Шрифт:
— Э, — сказал я неопределенно. — Э-э…
— Понимаю. Могла бы и не спрашивать, — с деланным сочувствием вздохнула Милочка и погладила мизинчиком боковую поверхность великолепной игрушки. Стараясь, однако же, не размазать свежий маникюр. Потом хитренько улыбнулась и сообщила: — Завидовать, молодой человек, дурно. Зависть разрушает душу и иссушает тело.
— Знаю. — Я протянул ей розовый бутон на длинном стебле.
— Ой, какое чудо! Филипп, ты меня балуешь. Возьми вазу сам. Она, кажется, на окне. Водичку плесни из кувшина.
Я немедленно исполнил требуемое.
Милочка — сама прелесть. Мадемуазель Обаяние. Уж её-то никогда не иссушала зависть или другие людские пороки, что очевидно — такая она румяная и свежая. Губки — вишенки, щёчки — персики. Посмотрит — как золотым империалом подарит. Ну, и всё остальное у неё по высшему разряду. С малюсенькой такой поправкой на классический идеал женской красоты. Топ-моделью ей не быть, наверное… да и слава Богу. Портить подобное совершенство диетами (а пришлось бы наверняка, чтобы добиться требуемой дурацкими модельными канонами «высушенности» наиболее привлекательных для нормального мужчины участков девичьего тела) — кощунственно и преступно. Кроме того, она не вышла ростом. Метр шестьдесят два — шестьдесят три. Как Венера Милосская.
Могу добавить — и в этом тоже.
С первого дня знакомства я облизываюсь на Милочку, как кот на сметану, но пока безрезультатно.
— С такими ноготочками тебе непременно следует побывать в кафе "Баскин Роббинс", — сказал я задушевно и поиграл бровями, подразумевая своё присутствие рядом. — Там все ревниво следят, какое мороженое кушает сосед, а значит, замечают и руки, порхающие над вазочкой. Уверен, ты будешь королевой бала!

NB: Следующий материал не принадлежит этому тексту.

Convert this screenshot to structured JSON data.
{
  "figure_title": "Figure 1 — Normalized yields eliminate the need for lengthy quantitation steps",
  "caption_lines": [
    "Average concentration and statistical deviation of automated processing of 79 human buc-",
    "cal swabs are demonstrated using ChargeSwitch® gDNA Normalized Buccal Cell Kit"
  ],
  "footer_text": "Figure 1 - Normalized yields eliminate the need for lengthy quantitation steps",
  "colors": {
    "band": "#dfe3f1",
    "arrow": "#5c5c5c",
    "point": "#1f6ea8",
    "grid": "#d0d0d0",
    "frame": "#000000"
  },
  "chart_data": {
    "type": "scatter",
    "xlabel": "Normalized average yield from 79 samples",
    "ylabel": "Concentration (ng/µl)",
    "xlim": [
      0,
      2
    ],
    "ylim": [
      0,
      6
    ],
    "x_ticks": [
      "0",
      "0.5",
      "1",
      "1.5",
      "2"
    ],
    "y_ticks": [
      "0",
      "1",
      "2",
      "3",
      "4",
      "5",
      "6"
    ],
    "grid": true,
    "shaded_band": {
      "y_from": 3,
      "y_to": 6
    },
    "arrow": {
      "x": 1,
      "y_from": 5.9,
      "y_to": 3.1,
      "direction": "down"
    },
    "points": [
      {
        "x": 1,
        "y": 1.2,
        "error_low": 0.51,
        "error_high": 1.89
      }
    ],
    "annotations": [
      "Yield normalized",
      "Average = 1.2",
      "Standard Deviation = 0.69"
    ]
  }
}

— Королевой мороженого, — фыркнула она.
Номер с "Баскин Роббинс" не прошёл тоже, грустно констатировал я.
В список ранее предлагавшихся Милочке развлечений уже входили: театры, кино, китайский ресторан, различные музеи, выставки, боулинг, кислотно-экстремальная partyзанщина, катание со снежной горки на сноуборде или пятой точке, лыжные прогулки, болгарские пляжи, отечественная дача и парад в честь Дня Победы. Чего скрывать, подразумевалось моими планами, пусть не в первый заход, и продолжение — с доведением взаимной приязни до состояния мечты. В мечтах неизменно фигурировала широкая софа, где мы могли бы сооружать прелестную икебана из двух элементов: нежной лилии, сплетённой с грубым узловатым древесным стволом.

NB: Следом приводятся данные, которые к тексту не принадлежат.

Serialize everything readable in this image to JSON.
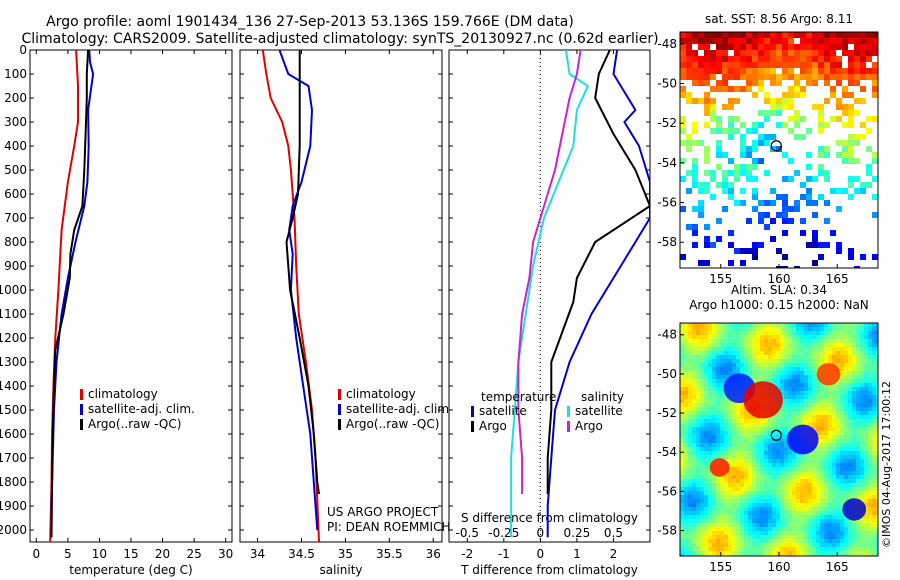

Список постоянно пополнялся, однако любые мероприятия оставались невостребованными. И это притом, что я ей, определенно, нравлюсь. Уж отношение-то к себе столь яркой представительницы прекрасного пола я способен разглядеть и распознать превосходно. Скорее всего, Милочка догадывается о продолжении и, как особа, не склонная к спонтанному занятию классическим японским искусством, такого рода продолжений побаивается.
Фантазия моя помаленьку истощалась. Пламень же любовный в груди при виде Милочки униматься не желал. И я подумывал уже иной раз, едва ли не всерьёз, предложить ей прямо и недвусмысленно выйти за меня замуж. Наверное, это судьба…
— Тогда другой вариант, — шепнул я, снова поиграв бровями. — Прогуляемся вечерком по парку отдыха трудящихся? Природа пробуждается, радуясь тёплой весне, и мне ведом укромный уголок, где цветут подснежники! Мы возьмемся под руку словно влюбленные, будем щебетать и целоваться в целях маскировки, так что никто не догадается, что мы идем хищнически рвать новорожденные эндемики. Ах, сколь это будет романтично!… Ну как?…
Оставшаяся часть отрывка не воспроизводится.